Solving Support Challenges for a Bank’s Remote Workforce

Solving Support Challenges for a Remote Workforce

CxOs in leading organizations around the world are learning that comprehensive support for IT users is a make-or-break function – especially for remote or mobile users, who have nowhere to go but a help desk.

“If you follow up in a timely manner and provide the right answers and support, you become perceived as very successful,” states George Young, director at Deutsche Bank. “From my 10 years of experience in this area, I believe you rise or fall, you win or lose, based on your support.”

The bank’s remote access functions were not supported in a focused manner, Young recalls. The process was fractured in that it was regionally administered and experienced a lot of cross-regional issues. There were few standards. Performance was usually poor, and user dissatisfaction levels were very high.

The bank decided to end the skimpy treatment in its remote support function, with the objective of a globally consistent program so that users would have the same high-quality experience from anywhere in the world. “We made a decision that remote access support services would be a product and supported as such,” says Young.

Deutsche Bank, which believes in strategic outsourcing, selected Getronics, the Billerica, Massachusetts and Amsterdam, Netherlands-headquartered provider of vendor-independent IT solutions and services, to achieve consistent delivery of support for the bank’ employees on a global basis.
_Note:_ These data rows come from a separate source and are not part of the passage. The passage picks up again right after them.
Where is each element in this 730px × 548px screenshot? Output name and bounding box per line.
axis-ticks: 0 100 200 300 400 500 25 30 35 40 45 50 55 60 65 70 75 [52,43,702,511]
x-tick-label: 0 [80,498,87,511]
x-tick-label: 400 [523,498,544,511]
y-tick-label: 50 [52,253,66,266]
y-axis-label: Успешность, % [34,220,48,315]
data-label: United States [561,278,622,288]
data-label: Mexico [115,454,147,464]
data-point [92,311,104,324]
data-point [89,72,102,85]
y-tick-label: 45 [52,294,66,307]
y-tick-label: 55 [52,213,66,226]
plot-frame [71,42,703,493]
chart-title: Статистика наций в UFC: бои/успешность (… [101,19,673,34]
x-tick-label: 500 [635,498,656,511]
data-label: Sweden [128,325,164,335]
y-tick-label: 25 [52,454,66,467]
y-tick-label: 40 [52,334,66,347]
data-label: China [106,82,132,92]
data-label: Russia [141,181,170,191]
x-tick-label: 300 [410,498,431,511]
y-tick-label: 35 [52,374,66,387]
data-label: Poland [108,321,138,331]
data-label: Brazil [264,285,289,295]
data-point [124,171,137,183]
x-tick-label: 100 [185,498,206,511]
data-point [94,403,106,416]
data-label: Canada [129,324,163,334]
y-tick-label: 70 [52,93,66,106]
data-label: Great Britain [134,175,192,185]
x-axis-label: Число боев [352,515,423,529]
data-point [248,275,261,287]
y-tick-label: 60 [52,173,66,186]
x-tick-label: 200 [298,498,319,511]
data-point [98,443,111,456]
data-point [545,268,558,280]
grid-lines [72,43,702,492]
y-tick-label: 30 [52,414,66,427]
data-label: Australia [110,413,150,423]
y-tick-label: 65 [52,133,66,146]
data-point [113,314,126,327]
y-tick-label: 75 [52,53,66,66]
The night-and-day difference after outsourcing the process is dramatic. Within the first year, user satisfaction surveys soared from the pre-outsourced level of “poor, poor, poor” to the current excellent rating as “number-one product in Deutsche Bank.”

Furthermore, because the process is outsourced, Young and two employees now run a global program for over 17,000 subscribers at Deutsche Bank, yet their time is no longer occupied with escalated problems.

From Chaos to Consummate Services

The three-year outsourcing agreement provides for remote access level-one help desk services, product management within the regions and field service support. Young says one of the reasons Getronics was selected among the five providers considered for the work is its ability to “fulfill all three of those prongs as a tripod with little or no outsourcing themselves. This was important to us because, like playing telephone tag, somehow messages often get translated differently as they go down the line.”

The bank liked the flexibility and other value-add components of Getronics, but it had no idea how valuable that flexibility would become until the 9/11 attack on the World Trade Center (WTC).

The entire picture of “remote access” was changed for Deutsche Bank. Although the transition plan called for a soft launch of the outsourced program to be in place September 5, a major bank building next door to the WTC was destroyed. Deutsche Bank found itself in an emergency situation with thousands of displaced employees.

Getronics “did some real heroics” to get hardware and software to those people, get it installed and up and running in a very short time period so they would at least have access to the resources that were available, Young recalls. The service provider also arranged for 20 temporary employees, who worked “around the clock,” to handle administrative matters.

Within just a month, Getronics had 1000 Deutsche Bank employees using the remote program for secure access to the bank’s data from a variety of temporary work locations.

The bank’s new low-computing product had also been scheduled for a September launch in North America (with subsequent launches planned throughout Europe, then Asia). Amazingly, considering the emergency situation, Getronics was still able to implement the new product three months later on a global basis.

“Done as a True Partner”

Referring to the manner in which Getronics stepped up to the plate in the emergency, Young reflects that the provider’s performance was “done as a true partner.” He says, “a lot of the things they did after the 9/11 disaster were so extraordinary and were not in the statement of work or service level agreement. They definitely demonstrated flexibility.”

In addition to this outsourced service now being recognized as the best product in the bank, their outsourcing partnership received a “highly commended” rating by the European Banking Technology Awards.

“Without getting specific about things they did on a specific day,” Young notes, “it’s really their performance over time that has led this outsourced process to become successful and highly respected.”

Indeed, the results of the outsourced remote access support function are so valued that the bank subsequently decided to outsource all of its help desk and desktop services.

Lessons from the Outsourcing Journal:

  • Outsourcing to a provider with global infrastructure and expertise enables high-quality support and a consistent experience for remote users from any location in the world.
  • Help desk support is a make-or-break function for operational success, especially for remote users.
  • Even without an emergency situation, a remote support function must be scalable for the number of users and thousands of connectivity points as a company grows and relies more on the remote workforce business model.
  • Because the contract and service level agreement cannot account for unanticipated changing business conditions, an outsourcing provider’s service delivery approach must be flexible and based on “partnership” attitudes for mutual success.